Les mesures telles qu'elles ont été réalisées rendraient "très difficile de prouver si l'augmentation de la température du 20e siècle est due aux activités humaines ou s'il s'agit d'une variation naturelle", y assure un chercheur.
La vidéo associée à des descriptions remettant en cause l'origine humaine du réchauffement climatique a récolté des milliers de partages et dizaines de milliers de vues sur Twitter (1, 2, 3), Telegram (1, 2, 3, 4), Facebook (1, 2) et des plateformes de partages de vidéos comme Odysee (1, 2). Des allégations similaires circulent aussi en anglais depuis plusieurs années.
Mais ces assertions sont trompeuses : elles sortent de son contexte une vidéo tournée il y a vingt ans. Les connaissances scientifiques ont depuis évolué, et il existe aujourd'hui un consensus scientifique sur le réchauffement climatique et son origine humaine.

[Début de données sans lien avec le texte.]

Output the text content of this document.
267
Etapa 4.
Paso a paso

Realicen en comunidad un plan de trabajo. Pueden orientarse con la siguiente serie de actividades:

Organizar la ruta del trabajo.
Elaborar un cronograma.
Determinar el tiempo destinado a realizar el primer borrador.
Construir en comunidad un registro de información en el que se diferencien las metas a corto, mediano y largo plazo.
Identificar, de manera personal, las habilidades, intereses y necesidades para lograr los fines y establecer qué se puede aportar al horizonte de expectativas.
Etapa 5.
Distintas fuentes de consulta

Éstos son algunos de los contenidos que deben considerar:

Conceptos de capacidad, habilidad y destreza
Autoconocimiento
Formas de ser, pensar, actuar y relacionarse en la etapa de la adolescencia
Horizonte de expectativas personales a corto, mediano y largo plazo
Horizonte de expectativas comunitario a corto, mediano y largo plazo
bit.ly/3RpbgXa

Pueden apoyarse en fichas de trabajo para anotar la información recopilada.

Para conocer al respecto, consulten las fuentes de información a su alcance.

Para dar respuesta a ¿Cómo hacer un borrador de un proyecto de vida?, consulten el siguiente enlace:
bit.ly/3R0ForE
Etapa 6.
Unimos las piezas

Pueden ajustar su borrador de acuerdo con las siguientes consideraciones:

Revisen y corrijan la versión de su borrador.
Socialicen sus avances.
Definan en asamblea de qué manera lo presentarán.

Par ailleurs, les mesures des températures d'une carotte de glace du Groenland ne suffisent pas à elles seules à tirer des conclusions sur le climat en général.
Une vidéo datant d'il y a vingt ans
Le chercheur qui s'exprime dans la vidéo est Jørgen Peder Steffensen (lien archivé), un chercheur du Niels Bohr Institute (lien archivé) de l'université de Copenhague.
Contacté par l'AFP, il a expliqué le 22 mai que "la vidéo est un extrait d'un documentaire réalisé par Lars Oxfeldt Mortensen il y a plus de 20 ans". Il est possible de retrouver trace de ce film en ligne, intitulé "Doomsday Called Off" (lien archivé) ou "L'apocalypse annulée" en français et sorti en 2004.
Son réalisateur Lars Oxfeldt Mortensen (lien archivé) y questionnait l'origine humaine du réchauffement climatique. Il a depuis produit un autre documentaire dédié à l'hypothèse selon laquelle l'activité du soleil est majoritairement responsable du réchauffement climatique, assertion trompeuse vérifiée à plusieurs reprises par l'AFP comme ici ou là.
Au début des années 2000, le troisième rapport du Groupement international d'experts sur le climat (GIEC), référence mondiale sur le climat, avait conclu que le fait que les activités humaines soient à l'origine du réchauffement climatique était "probable".
Créé en 1988 par l'Organisation météorologique mondiale (OMM) et le Programme des Nations unies pour l'environnement (PNUE), le GIEC réunit des milliers de spécialistes des sciences de l'atmosphère, des océanographes, des glaciologues, des économistes ; et a reçu le prix Nobel de la Paix en 2007 (lien archivé).
Il est divisé en trois groupes d'experts, nommés par les différents gouvernements et organisations internationales : le premier étudie les preuves scientifiques du réchauffement, le deuxième ses impacts et le troisième présente les solutions envisageables pour l'atténuer.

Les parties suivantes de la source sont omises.